Ernesto São Thiago Meio Ambiente

Ernesto São Thiago é advogado atuante em Direito da Orla
e consultor em desenvolvimento náutico.
“As opiniões expressas neste artigo/coluna são de responsabilidade exclusiva do autor
e não refletem necessariamente o ponto de vista deste veículo.”

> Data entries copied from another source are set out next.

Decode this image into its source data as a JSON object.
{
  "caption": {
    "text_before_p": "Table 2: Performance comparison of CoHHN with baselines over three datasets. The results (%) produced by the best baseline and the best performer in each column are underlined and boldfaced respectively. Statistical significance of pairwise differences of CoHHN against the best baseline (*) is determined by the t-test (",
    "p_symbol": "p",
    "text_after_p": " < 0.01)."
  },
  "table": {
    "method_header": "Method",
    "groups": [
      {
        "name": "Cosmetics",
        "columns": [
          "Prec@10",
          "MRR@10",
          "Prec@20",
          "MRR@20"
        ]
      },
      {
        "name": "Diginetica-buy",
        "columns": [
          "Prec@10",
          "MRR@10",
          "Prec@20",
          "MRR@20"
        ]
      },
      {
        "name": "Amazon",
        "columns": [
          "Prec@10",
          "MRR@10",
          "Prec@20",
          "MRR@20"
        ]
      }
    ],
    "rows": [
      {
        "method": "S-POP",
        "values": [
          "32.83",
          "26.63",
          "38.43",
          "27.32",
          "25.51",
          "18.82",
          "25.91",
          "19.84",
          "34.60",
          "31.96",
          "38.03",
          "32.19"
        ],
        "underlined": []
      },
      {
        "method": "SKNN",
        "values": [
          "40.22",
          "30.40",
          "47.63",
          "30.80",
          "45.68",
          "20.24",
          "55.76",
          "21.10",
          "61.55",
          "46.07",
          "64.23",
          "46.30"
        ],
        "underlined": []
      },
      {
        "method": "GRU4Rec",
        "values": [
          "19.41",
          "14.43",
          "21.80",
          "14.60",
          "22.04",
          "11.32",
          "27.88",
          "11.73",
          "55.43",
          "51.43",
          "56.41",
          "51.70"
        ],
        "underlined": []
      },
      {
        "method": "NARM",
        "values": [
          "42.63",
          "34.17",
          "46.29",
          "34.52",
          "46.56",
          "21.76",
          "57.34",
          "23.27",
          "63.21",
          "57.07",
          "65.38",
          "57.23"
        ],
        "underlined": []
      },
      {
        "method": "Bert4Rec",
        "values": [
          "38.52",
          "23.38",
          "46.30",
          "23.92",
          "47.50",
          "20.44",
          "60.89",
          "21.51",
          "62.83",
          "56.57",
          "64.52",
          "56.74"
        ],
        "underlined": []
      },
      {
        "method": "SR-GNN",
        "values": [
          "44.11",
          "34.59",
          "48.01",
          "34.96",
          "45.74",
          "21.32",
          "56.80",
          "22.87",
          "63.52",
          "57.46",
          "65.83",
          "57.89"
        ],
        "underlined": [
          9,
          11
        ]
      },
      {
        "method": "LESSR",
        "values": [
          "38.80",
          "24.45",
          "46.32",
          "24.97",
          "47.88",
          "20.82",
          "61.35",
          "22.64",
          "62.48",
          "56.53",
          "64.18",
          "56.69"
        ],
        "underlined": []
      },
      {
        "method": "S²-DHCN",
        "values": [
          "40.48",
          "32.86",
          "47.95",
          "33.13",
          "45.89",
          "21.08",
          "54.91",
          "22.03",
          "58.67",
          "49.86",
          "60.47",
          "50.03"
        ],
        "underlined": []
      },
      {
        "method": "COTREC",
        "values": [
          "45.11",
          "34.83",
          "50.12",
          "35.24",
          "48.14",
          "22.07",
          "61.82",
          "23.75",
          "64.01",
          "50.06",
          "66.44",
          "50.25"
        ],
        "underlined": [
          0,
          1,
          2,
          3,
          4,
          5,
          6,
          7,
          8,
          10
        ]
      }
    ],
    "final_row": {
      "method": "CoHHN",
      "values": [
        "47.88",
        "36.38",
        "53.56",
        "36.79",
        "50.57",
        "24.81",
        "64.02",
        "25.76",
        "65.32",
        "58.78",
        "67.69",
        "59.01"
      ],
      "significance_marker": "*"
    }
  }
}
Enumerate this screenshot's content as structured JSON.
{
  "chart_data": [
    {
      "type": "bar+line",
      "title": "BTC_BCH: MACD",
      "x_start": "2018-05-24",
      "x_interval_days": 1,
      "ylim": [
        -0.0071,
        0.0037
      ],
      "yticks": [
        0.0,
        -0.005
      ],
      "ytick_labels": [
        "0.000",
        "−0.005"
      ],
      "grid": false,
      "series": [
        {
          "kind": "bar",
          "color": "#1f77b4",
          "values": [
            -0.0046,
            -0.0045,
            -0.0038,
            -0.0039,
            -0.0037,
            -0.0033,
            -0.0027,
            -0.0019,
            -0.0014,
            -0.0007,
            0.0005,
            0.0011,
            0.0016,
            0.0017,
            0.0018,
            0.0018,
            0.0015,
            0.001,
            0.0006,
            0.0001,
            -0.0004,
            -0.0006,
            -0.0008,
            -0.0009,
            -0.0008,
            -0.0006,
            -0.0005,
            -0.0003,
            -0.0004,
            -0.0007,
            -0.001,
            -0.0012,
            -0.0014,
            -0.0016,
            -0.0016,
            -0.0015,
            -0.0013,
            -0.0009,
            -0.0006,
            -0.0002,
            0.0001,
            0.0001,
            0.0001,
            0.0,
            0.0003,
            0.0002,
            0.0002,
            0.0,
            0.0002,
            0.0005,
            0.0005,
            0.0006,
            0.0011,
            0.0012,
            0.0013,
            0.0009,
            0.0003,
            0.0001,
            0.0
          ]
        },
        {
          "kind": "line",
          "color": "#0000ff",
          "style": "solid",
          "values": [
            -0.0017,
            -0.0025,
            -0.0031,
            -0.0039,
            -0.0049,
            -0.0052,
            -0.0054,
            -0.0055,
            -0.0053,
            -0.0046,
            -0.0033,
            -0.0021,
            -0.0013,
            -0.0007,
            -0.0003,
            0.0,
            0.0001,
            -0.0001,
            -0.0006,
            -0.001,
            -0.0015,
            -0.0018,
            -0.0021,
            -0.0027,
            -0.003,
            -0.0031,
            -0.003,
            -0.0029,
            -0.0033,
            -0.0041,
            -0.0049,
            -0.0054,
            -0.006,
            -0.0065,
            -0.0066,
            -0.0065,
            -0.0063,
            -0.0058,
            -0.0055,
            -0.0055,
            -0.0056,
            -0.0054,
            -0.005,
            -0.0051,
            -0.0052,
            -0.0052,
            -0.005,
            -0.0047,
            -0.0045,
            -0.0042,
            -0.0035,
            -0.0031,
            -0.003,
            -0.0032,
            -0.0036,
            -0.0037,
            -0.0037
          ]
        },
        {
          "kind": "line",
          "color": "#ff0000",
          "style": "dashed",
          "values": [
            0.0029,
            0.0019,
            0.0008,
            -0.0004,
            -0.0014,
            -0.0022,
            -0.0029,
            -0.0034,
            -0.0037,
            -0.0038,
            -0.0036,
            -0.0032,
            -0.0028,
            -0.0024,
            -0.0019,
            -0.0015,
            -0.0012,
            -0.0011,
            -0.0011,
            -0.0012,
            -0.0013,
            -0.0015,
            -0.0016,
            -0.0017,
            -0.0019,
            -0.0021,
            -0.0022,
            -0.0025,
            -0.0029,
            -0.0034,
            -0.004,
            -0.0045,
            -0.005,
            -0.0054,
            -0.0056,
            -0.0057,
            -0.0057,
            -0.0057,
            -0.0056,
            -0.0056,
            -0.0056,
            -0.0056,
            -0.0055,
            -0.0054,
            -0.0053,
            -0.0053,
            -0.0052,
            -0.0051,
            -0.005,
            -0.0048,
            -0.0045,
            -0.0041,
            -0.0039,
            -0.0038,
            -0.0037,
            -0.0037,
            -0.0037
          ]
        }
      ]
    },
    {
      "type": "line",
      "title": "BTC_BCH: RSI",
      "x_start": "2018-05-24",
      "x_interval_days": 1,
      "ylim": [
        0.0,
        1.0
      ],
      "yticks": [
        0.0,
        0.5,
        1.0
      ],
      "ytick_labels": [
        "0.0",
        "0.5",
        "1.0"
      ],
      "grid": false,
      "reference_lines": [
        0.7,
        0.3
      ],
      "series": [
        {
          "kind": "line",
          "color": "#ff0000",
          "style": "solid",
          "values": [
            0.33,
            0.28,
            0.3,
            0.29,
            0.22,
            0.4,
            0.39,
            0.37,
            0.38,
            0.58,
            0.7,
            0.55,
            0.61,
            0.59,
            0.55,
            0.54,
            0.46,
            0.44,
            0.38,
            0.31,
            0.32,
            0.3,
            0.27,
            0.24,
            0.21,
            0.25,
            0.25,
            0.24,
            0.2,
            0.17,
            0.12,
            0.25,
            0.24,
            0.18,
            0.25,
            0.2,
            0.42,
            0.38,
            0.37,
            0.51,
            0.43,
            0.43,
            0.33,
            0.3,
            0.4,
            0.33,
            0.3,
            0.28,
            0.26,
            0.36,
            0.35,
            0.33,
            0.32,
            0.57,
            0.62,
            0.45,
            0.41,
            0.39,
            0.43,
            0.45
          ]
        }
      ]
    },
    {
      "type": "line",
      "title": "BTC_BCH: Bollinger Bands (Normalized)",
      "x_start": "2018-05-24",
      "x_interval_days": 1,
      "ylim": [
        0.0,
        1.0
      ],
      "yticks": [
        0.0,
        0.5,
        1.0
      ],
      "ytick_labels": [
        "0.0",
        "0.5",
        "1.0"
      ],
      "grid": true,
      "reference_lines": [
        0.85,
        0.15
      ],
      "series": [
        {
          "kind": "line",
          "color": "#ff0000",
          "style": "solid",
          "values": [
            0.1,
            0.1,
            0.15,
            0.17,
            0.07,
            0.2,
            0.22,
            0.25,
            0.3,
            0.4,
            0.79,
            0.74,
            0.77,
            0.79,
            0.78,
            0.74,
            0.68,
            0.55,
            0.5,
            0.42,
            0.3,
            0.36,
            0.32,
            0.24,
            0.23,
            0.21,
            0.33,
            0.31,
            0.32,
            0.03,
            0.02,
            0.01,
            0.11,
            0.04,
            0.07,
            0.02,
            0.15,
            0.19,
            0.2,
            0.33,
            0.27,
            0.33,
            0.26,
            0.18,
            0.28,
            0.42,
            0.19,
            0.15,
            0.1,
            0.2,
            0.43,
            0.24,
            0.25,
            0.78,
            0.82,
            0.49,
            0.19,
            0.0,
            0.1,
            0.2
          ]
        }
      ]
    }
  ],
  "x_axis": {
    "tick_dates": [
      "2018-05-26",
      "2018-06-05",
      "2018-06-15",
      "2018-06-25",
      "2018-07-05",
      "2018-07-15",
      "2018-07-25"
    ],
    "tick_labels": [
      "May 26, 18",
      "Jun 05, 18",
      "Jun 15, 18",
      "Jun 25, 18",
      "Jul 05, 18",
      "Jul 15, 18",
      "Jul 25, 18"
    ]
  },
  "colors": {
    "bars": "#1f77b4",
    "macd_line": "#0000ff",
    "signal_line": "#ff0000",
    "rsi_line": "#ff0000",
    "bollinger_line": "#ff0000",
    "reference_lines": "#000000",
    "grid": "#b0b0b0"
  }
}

A recente decisão do Tribunal Regional Federal da 4ª Região (TRF-4), proferida em 04 de fevereiro de 2025, no Agravo de Instrumento nº 5018942-06.2024.4.04.0000, determinando a suspensão do licenciamento ambiental do Parque Urbano e Marina Beira-Mar Norte, impõe a primeira paralisação a um processo que até então vinha transcorrendo dentro daquilo que se entende como “normalidade” no Brasil, ou seja, de forma burocraticamente lenta, porém sem interrupções formais. O entendimento adotado pelo tribunal, ao exigir que o IBAMA reavalie sua própria manifestação sobre a competência do licenciamento, não se sustenta diante da realidade dos autos, dos precedentes jurisprudenciais, das normas legais e administrativas e da própria jurisprudência administrativa consolidada.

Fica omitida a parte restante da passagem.